Upwardly Global supported Cecilia in navigating the job market, refining her resume, and building her professional network. She learned many nuances to changing her resume for the US job market versus her home country of Peru. She learned how to interview, received mock interviews with constructive feedback, which in turn helped her build confidence with her English-language skills. After the coaching that Upwardly Global provided, Cecilia received a job as an event producer in Chicago. She has continued to build her career and now works as part of the staff at Upwardly Global, managing courses and trainings that are provided to job seekers. Cecilia found Upwardly Global’s resources instrumental in her success in the United States and is inspired to give back and support people like her.

“Do not be afraid to reach out and ask for help,” Cecilia says. “There are so many people and organizations willing to support immigrants and refugees. You just need to have the courage to talk to them.”

The Western Union Foundation believes enabling immigrants and refugees to access and compete within the global economy will lead to higher economic growth. That is why we collaborate with partners like Upwardly Global, who are helping provide the resources and tools needed for better jobs and a chance at a better life.

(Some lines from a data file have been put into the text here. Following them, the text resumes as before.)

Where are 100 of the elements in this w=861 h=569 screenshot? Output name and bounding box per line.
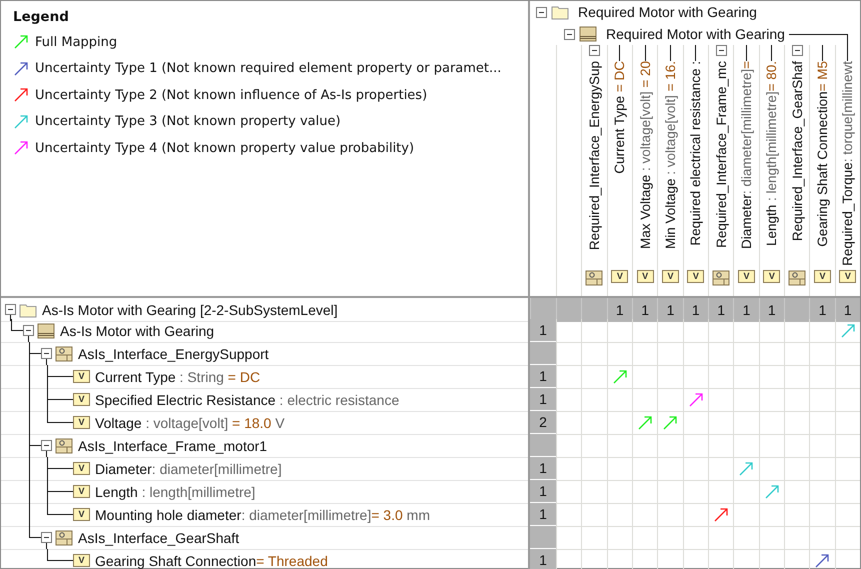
matrix-cell[interactable] [758, 526, 784, 550]
matrix-cell[interactable] [758, 411, 784, 435]
matrix-cell[interactable] [708, 457, 734, 481]
matrix-cell[interactable] [708, 388, 734, 412]
collapse-icon[interactable] [564, 28, 575, 40]
matrix-cell[interactable] [834, 480, 860, 504]
column-header[interactable]: Max Voltage : voltage[volt] = 20 V [632, 45, 658, 296]
matrix-cell[interactable] [784, 457, 810, 481]
matrix-cell[interactable] [632, 319, 658, 343]
matrix-cell[interactable] [657, 503, 683, 527]
matrix-cell[interactable] [758, 319, 784, 343]
matrix-cell[interactable] [708, 365, 734, 389]
matrix-cell[interactable] [809, 503, 835, 527]
matrix-cell[interactable] [809, 388, 835, 412]
collapse-icon[interactable] [588, 45, 600, 56]
matrix-cell[interactable] [682, 434, 708, 458]
matrix-cell[interactable] [606, 365, 632, 389]
matrix-cell[interactable] [581, 342, 607, 366]
matrix-cell[interactable] [657, 434, 683, 458]
matrix-cell[interactable] [784, 526, 810, 550]
matrix-cell[interactable] [632, 457, 658, 481]
matrix-cell[interactable] [758, 480, 784, 504]
matrix-cell[interactable] [733, 526, 759, 550]
matrix-cell[interactable] [657, 480, 683, 504]
matrix-cell[interactable] [657, 365, 683, 389]
matrix-cell[interactable] [682, 503, 708, 527]
matrix-cell[interactable] [632, 503, 658, 527]
matrix-cell[interactable] [581, 411, 607, 435]
matrix-cell[interactable] [556, 411, 582, 435]
matrix-cell[interactable] [834, 365, 860, 389]
matrix-cell[interactable] [809, 411, 835, 435]
matrix-cell[interactable] [682, 457, 708, 481]
matrix-cell[interactable] [834, 434, 860, 458]
matrix-cell[interactable] [581, 365, 607, 389]
matrix-cell[interactable] [581, 319, 607, 343]
matrix-cell[interactable] [758, 434, 784, 458]
matrix-cell[interactable] [733, 457, 759, 481]
matrix-cell[interactable] [733, 480, 759, 504]
matrix-cell[interactable] [556, 388, 582, 412]
collapse-icon[interactable] [41, 532, 52, 543]
matrix-cell[interactable] [682, 319, 708, 343]
matrix-cell[interactable] [556, 503, 582, 527]
matrix-cell[interactable] [606, 434, 632, 458]
matrix-cell[interactable] [657, 319, 683, 343]
matrix-cell[interactable] [581, 503, 607, 527]
matrix-cell[interactable] [632, 411, 658, 435]
matrix-cell[interactable] [632, 388, 658, 412]
matrix-cell[interactable] [682, 526, 708, 550]
column-header[interactable]: Min Voltage : voltage[volt] = 16. V [657, 45, 683, 296]
matrix-cell[interactable] [784, 388, 810, 412]
matrix-cell[interactable] [556, 434, 582, 458]
matrix-cell[interactable] [682, 365, 708, 389]
matrix-cell[interactable] [784, 480, 810, 504]
matrix-cell[interactable] [834, 526, 860, 550]
matrix-cell[interactable] [758, 388, 784, 412]
collapse-icon[interactable] [792, 45, 803, 56]
collapse-icon[interactable] [41, 440, 52, 451]
matrix-cell[interactable] [834, 411, 860, 435]
matrix-cell[interactable] [632, 365, 658, 389]
matrix-cell[interactable] [834, 457, 860, 481]
matrix-cell[interactable] [733, 411, 759, 435]
matrix-cell[interactable] [708, 319, 734, 343]
column-header[interactable]: Required_Torque: torque[millinewt V [834, 45, 860, 296]
column-header[interactable]: Required electrical resistance : V [682, 45, 708, 296]
matrix-cell[interactable] [809, 342, 835, 366]
matrix-cell[interactable] [682, 411, 708, 435]
collapse-icon[interactable] [716, 45, 727, 56]
matrix-cell[interactable] [632, 434, 658, 458]
matrix-cell[interactable] [733, 365, 759, 389]
column-header[interactable]: Diameter: diameter[millimetre]= V [733, 45, 759, 296]
matrix-cell[interactable] [657, 388, 683, 412]
matrix-cell[interactable] [708, 411, 734, 435]
matrix-cell[interactable] [606, 526, 632, 550]
matrix-cell[interactable] [784, 365, 810, 389]
matrix-cell[interactable] [606, 319, 632, 343]
matrix-cell[interactable] [834, 342, 860, 366]
matrix-cell[interactable] [606, 411, 632, 435]
matrix-cell[interactable] [784, 342, 810, 366]
matrix-cell[interactable] [556, 365, 582, 389]
matrix-cell[interactable] [784, 319, 810, 343]
matrix-cell[interactable] [733, 388, 759, 412]
matrix-cell[interactable] [809, 480, 835, 504]
column-header[interactable]: Length : length[millimetre]= 80. V [758, 45, 784, 296]
matrix-cell[interactable] [758, 457, 784, 481]
matrix-cell[interactable] [581, 457, 607, 481]
matrix-cell[interactable] [606, 457, 632, 481]
matrix-cell[interactable] [606, 503, 632, 527]
matrix-cell[interactable] [632, 342, 658, 366]
matrix-cell[interactable] [809, 457, 835, 481]
column-header[interactable]: Current Type = DC V [606, 45, 632, 296]
matrix-cell[interactable] [708, 434, 734, 458]
matrix-cell[interactable] [834, 319, 860, 343]
matrix-cell[interactable] [834, 388, 860, 412]
collapse-icon[interactable] [5, 304, 16, 315]
matrix-cell[interactable] [809, 319, 835, 343]
collapse-icon[interactable] [536, 6, 547, 18]
matrix-cell[interactable] [581, 526, 607, 550]
matrix-cell[interactable] [733, 342, 759, 366]
matrix-cell[interactable] [581, 480, 607, 504]
matrix-cell[interactable] [581, 434, 607, 458]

“Diverse workplaces are innovative, resilient, future-ready workplaces.  That’s why Upwardly Global is proud to have one-third of our staff comprised of former program participants, immigrants, and refugees representing more than 20 countries,” said Jina Krause-Vilmar, President & CEO of Upwardly Global.  “We know that people like Ceci make our organization stronger. And we’re grateful to Western Union Foundation for supporting our work in championing the skills of our program participants and building more diverse, equitable, and inclusive workplaces across the country.”